Both counties agree that a harm reduction approach is beneficial. For example, many pharmacies in Marin and Sonoma sell Narcan, a medication that can reverse the effects of fentanyl, without a prescription. Schools have Narcan, and staff have been trained to administer it. Some experts recommend that every first aid kit contain the life-saving medication. Substance abuse programs are also key to addressing fentanyl use.
Law enforcement agencies are working on getting dealers off the streets, but it can be difficult when social media platforms make it easy for them to hide. For example, Snapchat, a messaging app, allows users to determine how long their messages remain visible. In addition, dealers use different emojis for each drug they have available, negating the need to write anything incriminating.

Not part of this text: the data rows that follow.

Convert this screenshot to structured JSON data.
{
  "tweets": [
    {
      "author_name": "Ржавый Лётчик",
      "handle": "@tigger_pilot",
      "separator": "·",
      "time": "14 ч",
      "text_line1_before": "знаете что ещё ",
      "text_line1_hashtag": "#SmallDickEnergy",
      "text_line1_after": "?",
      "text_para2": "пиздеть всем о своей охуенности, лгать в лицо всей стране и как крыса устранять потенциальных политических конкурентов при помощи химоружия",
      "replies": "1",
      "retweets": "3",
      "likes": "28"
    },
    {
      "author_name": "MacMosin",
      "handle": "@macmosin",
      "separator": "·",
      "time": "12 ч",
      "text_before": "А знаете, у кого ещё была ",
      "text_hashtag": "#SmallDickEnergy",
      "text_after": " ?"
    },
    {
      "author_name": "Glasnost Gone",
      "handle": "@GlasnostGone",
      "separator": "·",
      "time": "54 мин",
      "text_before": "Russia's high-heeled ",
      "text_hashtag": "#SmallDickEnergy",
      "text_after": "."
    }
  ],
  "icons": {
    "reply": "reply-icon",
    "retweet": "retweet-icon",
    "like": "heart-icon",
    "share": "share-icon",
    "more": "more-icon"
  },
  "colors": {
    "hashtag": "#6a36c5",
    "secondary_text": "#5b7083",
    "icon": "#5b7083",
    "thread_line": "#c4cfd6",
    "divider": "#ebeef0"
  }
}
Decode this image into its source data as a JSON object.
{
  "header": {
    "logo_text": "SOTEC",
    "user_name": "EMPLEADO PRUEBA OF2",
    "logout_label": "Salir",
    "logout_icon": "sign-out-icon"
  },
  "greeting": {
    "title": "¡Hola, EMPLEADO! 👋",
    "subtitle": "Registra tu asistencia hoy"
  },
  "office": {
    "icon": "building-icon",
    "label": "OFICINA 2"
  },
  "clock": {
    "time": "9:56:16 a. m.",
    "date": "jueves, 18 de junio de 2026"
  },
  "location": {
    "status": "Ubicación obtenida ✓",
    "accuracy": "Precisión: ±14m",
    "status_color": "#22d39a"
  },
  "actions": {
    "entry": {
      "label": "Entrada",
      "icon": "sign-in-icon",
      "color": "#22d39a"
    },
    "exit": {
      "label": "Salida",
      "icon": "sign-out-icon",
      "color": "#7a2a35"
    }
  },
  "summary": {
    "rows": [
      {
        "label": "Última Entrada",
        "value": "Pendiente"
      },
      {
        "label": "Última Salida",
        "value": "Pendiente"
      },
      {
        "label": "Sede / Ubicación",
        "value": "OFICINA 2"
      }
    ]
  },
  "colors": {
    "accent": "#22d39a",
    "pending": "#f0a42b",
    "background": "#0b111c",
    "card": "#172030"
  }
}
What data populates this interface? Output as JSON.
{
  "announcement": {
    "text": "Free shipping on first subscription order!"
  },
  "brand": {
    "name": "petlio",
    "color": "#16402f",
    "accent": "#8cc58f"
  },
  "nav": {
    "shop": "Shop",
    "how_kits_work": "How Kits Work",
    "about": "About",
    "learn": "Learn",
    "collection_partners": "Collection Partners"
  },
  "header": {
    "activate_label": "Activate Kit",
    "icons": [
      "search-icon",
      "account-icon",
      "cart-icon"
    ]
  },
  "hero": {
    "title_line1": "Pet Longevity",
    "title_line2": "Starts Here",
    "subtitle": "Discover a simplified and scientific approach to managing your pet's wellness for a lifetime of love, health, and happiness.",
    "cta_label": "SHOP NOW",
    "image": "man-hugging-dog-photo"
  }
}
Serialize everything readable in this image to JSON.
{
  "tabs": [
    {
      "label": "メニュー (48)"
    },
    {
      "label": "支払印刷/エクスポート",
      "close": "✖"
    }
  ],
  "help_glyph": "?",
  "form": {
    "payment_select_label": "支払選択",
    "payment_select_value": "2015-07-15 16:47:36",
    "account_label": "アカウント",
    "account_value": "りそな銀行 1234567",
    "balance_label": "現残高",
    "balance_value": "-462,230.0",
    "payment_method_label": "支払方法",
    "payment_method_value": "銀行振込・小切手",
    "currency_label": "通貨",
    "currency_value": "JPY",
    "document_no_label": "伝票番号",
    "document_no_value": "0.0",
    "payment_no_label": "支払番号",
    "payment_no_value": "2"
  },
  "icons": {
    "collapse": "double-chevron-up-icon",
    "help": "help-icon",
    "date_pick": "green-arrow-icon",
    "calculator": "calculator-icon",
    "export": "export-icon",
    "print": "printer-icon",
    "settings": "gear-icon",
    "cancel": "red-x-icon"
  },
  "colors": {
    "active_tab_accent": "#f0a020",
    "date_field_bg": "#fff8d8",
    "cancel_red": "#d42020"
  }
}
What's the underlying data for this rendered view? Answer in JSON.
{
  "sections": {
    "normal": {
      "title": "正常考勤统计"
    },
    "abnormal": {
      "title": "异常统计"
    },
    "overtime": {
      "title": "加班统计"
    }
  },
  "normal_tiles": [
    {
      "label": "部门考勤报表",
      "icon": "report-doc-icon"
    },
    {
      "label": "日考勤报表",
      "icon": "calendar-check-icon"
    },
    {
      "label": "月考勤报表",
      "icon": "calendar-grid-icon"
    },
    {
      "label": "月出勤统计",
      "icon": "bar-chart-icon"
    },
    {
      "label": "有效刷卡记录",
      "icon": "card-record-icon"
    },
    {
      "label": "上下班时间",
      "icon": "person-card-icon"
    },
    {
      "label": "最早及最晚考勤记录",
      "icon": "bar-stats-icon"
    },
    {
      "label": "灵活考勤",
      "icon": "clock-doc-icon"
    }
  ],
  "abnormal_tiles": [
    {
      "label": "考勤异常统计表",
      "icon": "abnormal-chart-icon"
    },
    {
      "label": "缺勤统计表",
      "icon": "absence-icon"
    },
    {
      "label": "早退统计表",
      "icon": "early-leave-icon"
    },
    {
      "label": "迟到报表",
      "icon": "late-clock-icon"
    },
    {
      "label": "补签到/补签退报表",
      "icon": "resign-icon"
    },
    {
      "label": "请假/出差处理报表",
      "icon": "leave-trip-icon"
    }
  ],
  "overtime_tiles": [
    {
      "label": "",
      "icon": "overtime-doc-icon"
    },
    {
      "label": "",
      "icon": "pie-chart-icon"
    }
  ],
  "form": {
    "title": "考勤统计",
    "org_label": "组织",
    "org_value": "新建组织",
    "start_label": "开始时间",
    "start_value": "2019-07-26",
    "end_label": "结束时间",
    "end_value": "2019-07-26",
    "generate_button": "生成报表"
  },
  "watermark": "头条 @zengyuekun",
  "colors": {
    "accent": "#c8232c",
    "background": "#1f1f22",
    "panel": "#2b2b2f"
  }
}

The illicit drug business, especially with inexpensive fentanyl readily available to dealers, is quite lucrative. There’s always a dealer ready to fill the void when another is arrested, according to Willis.
“Public health and law enforcement agree that we aren’t going to arrest our way out of this problem,” Willis said. “Instead, we partner with the justice system using all of the tools at our disposal, including diverting people with low level drug offenses to assessment and ensuring people who are incarcerated have access to addiction treatment.”
Willis, Struzzo and Michelle Leopold say it’s imperative that people understand the dangers of just one pill.
Leopold plans on educating as many people as possible about what happened to her son, with the goal of preventing fentanyl deaths. “People just don’t know,” she said.
Last year, Leopold and her husband hosted Narcan training sessions at the six Ace Hardware stores they own. Although Leopold admits it’s hard, she makes herself available to the media and speaks at numerous public forums.
“When we got the phone calls about Trevor, I turned to my husband and said, ‘We can’t be quiet about this,’” Leopold said. “There are a lot of us speaking out on behalf of our dead, poisoned children. Hopefully, it’s making a difference.”